In (4.13), show that if we add constants \(c_j\), \(j = 0,1,...,p\), to each of the corresponding coefficients for each of the classes, then the predictions at any new point \(x\) are unchanged.

This shows that the softmax function is over-parametrized. However, regularization and SGD typically constrain the solutions so that this is not a problem.

10.1.3 Question 3

Show that the negative multinomial log-likelihood (10.14) is equivalent to the negative log of the likelihood expression (4.5) when there are \(M = 2\) classes.

10.1.4 Question 4

Consider a CNN that takes in \(32 \times 32\) grayscale images and has a single convolution layer with three \(5 \times 5\) convolution filters (without boundary padding).
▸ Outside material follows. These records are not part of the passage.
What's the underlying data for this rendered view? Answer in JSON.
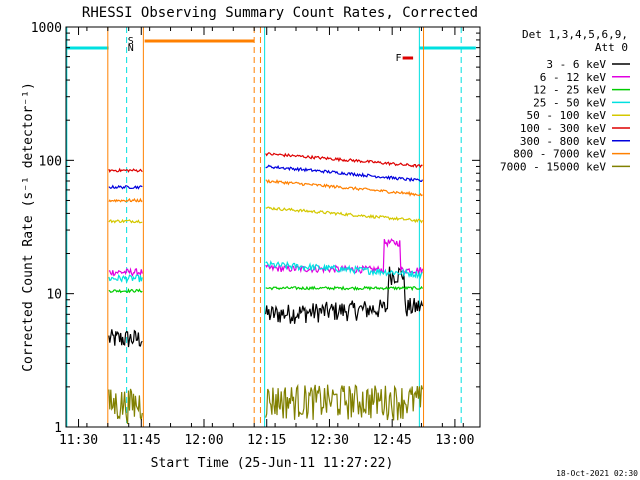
{
  "chart_data": {
    "type": "line",
    "title": "RHESSI Observing Summary Count Rates, Corrected",
    "xlabel": "Start Time (25-Jun-11 11:27:22)",
    "ylabel": "Corrected Count Rate (s⁻¹ detector⁻¹)",
    "yscale": "log",
    "xlim_minutes_after_1127": [
      0,
      99
    ],
    "ylim": [
      1,
      1000
    ],
    "x_ticks": [
      "11:30",
      "11:45",
      "12:00",
      "12:15",
      "12:30",
      "12:45",
      "13:00"
    ],
    "x_tick_minutes": [
      3,
      18,
      33,
      48,
      63,
      78,
      93
    ],
    "y_ticks": [
      "1",
      "10",
      "100",
      "1000"
    ],
    "y_tick_values": [
      1,
      10,
      100,
      1000
    ],
    "legend_header": [
      "Det 1,3,4,5,6,9,",
      "Att 0"
    ],
    "legend_position": "right",
    "series": [
      {
        "name": "3 - 6 keV",
        "color": "#000000",
        "seg1": 4.6,
        "seg2_start": 7.0,
        "seg2_end": 8.0
      },
      {
        "name": "6 - 12 keV",
        "color": "#e000e0",
        "seg1": 14.5,
        "seg2_start": 15.5,
        "seg2_end": 15.0
      },
      {
        "name": "12 - 25 keV",
        "color": "#00cc00",
        "seg1": 10.5,
        "seg2_start": 11.0,
        "seg2_end": 11.0
      },
      {
        "name": "25 - 50 keV",
        "color": "#00e0e0",
        "seg1": 13.0,
        "seg2_start": 16.5,
        "seg2_end": 14.0
      },
      {
        "name": "50 - 100 keV",
        "color": "#d4c800",
        "seg1": 35.0,
        "seg2_start": 44.0,
        "seg2_end": 35.0
      },
      {
        "name": "100 - 300 keV",
        "color": "#dd0000",
        "seg1": 84.0,
        "seg2_start": 112.0,
        "seg2_end": 90.0
      },
      {
        "name": "300 - 800 keV",
        "color": "#0000dd",
        "seg1": 63.0,
        "seg2_start": 90.0,
        "seg2_end": 70.0
      },
      {
        "name": "800 - 7000 keV",
        "color": "#ff8000",
        "seg1": 50.0,
        "seg2_start": 70.0,
        "seg2_end": 55.0
      },
      {
        "name": "7000 - 15000 keV",
        "color": "#808000",
        "seg1": 1.5,
        "seg2_start": 1.6,
        "seg2_end": 1.6
      }
    ],
    "data_intervals_minutes": [
      [
        10,
        18.5
      ],
      [
        47.5,
        85.5
      ]
    ],
    "flags": [
      {
        "label": "S",
        "color": "#ff8000"
      },
      {
        "label": "N",
        "color": "#00e0e0"
      },
      {
        "label": "F",
        "color": "#dd0000"
      }
    ]
  },
  "footer_timestamp": "18-Oct-2021 02:30"
}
Draw a sketch of the input and first hidden layer similar to Figure 10.8.

How many parameters are in this model?

Explain how this model can be thought of as an ordinary feed-forward neural network with the individual pixels as inputs, and with constraints on the weights in the hidden units. What are the constraints?

If there were no constraints, then how many weights would there be in the ordinary feed-forward neural network in (c)?

10.1.5 Question 5

In Table 10.2 on page 433, we see that the ordering of the three methods with respect to mean absolute error is different from the ordering with respect to test set \(R^2\). How can this be?

10.2 Applied

10.2.1 Question 6

Consider the simple function \(R(\beta) = sin(\beta) + \beta/10\).
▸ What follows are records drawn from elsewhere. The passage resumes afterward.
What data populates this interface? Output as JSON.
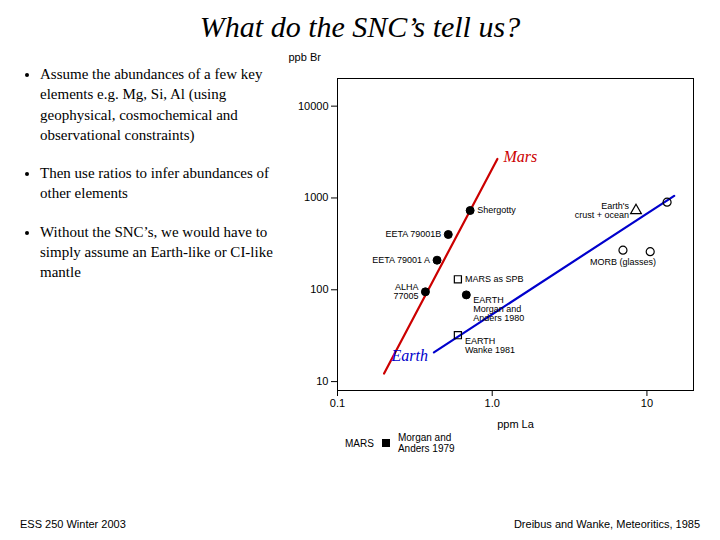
{
  "chart_data": {
    "type": "scatter",
    "title": "What do the SNC’s tell us?",
    "annotations": [
      "Assume the abundances of a few key elements e.g. Mg, Si, Al (using geophysical, cosmochemical and observational constraints)",
      "Then use ratios to infer abundances of other elements",
      "Without the SNC’s, we would have to simply assume an Earth-like or CI-like mantle"
    ],
    "footer": [
      "ESS 250 Winter 2003",
      "Dreibus and Wanke, Meteoritics, 1985"
    ],
    "x_label": "ppm La",
    "y_label": "ppb Br",
    "log": true,
    "grid": false,
    "xlim": [
      0.1,
      20
    ],
    "xticks": [
      0.1,
      {
        "value": 1,
        "label": "1.0"
      },
      10
    ],
    "ylim": [
      8,
      20000
    ],
    "yticks": [
      10,
      100,
      1000,
      10000
    ],
    "series": [
      {
        "name": "Mars",
        "type": "line",
        "color": "#cc0000",
        "x": [
          0.2,
          1.08
        ],
        "values": [
          12.25,
          2662
        ]
      },
      {
        "name": "Earth",
        "type": "line",
        "color": "#0000cc",
        "x": [
          0.42,
          15
        ],
        "values": [
          20.83,
          1053
        ]
      },
      {
        "type": "scatter",
        "marker": "circle",
        "color": "#000000",
        "x": [
          0.72,
          0.52,
          0.44,
          0.37,
          0.68
        ],
        "values": [
          730,
          400,
          210,
          95,
          88
        ],
        "labels": [
          "Shergotty",
          "EETA 79001B",
          "EETA 79001 A",
          "ALHA\n77005",
          "EARTH\nMorgan and\nAnders 1980"
        ]
      },
      {
        "type": "scatter",
        "marker": "open_square",
        "color": "#000000",
        "x": [
          0.6,
          0.6
        ],
        "values": [
          130,
          32
        ],
        "labels": [
          "MARS as SPB",
          "EARTH\nWanke 1981"
        ]
      },
      {
        "type": "scatter",
        "marker": "open_triangle",
        "color": "#000000",
        "x": [
          8.5
        ],
        "values": [
          730
        ],
        "labels": [
          "Earth's\ncrust + ocean"
        ]
      },
      {
        "type": "scatter",
        "marker": "open_circle",
        "color": "#000000",
        "x": [
          7,
          10.5,
          13.5
        ],
        "values": [
          270,
          260,
          900
        ],
        "labels": [
          "MORB (glasses)",
          null,
          null
        ]
      }
    ],
    "key": {
      "marker": "square",
      "color": "#000000",
      "texts": [
        "MARS",
        "Morgan and\nAnders 1979"
      ]
    }
  }
}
Draw a graph of this function over the range \(\beta \in [−6, 6]\).

What is the derivative of this function?

Given \(\beta^0 = 2.3\), run gradient descent to find a local minimum of \(R(\beta)\) using a learning rate of \(\rho = 0.1\). Show each of \(\beta^0, \beta^1, ...\) in your plot, as well as the final answer.

Repeat with \(\beta^0 = 1.4\).

10.2.2 Question 7

Fit a neural network to the Default data. Use a single hidden layer with 10 units, and dropout regularization. Have a look at Labs 10.9.1–-10.9.2 for guidance. Compare the classification performance of your model with that of linear logistic regression.

10.2.3 Question 8

From your collection of personal photographs, pick 10 images of animals (such as dogs, cats, birds, farm animals, etc.). If the subject does not occupy a reasonable part of the image, then crop the image. Now use a pretrained image classification CNN as in Lab 10.9.4 to predict the class of each of your images, and report the probabilities for the top five predicted classes for each image.

10.2.4 Question 9

Fit a lag-5 autoregressive model to the NYSE data, as described in the text and Lab 10.9.6. Refit the model with a 12-level factor representing the month. Does this factor improve the performance of the model?

10.2.5 Question 10

In Section 10.9.6, we showed how to fit a linear AR model to the NYSE data using the lm() function. However, we also mentioned that we can “flatten” the short sequences produced for the RNN model in order to fit a linear AR model. Use this latter approach to fit a linear AR model to the NYSE data. Compare the test \(R^2\) of this linear AR model to that of the linear AR model that we fit in the lab. What are the advantages/disadvantages of each approach?

10.2.6 Question 11

Repeat the previous exercise, but now fit a nonlinear AR model by “flattening” the short sequences produced for the RNN model.

10.2.7 Question 12

Consider the RNN fit to the NYSE data in Section 10.9.6. Modify the code to allow inclusion of the variable day_of_week, and fit the RNN. Compute the test \(R^2\).

10.2.8 Question 13

Repeat the analysis of Lab 10.9.5 on the IMDb data using a similarly structured neural network. There we used a dictionary of size 10,000. Consider the effects of varying the dictionary size. Try the values 1000, 3000, 5000, and 10,000, and compare the results.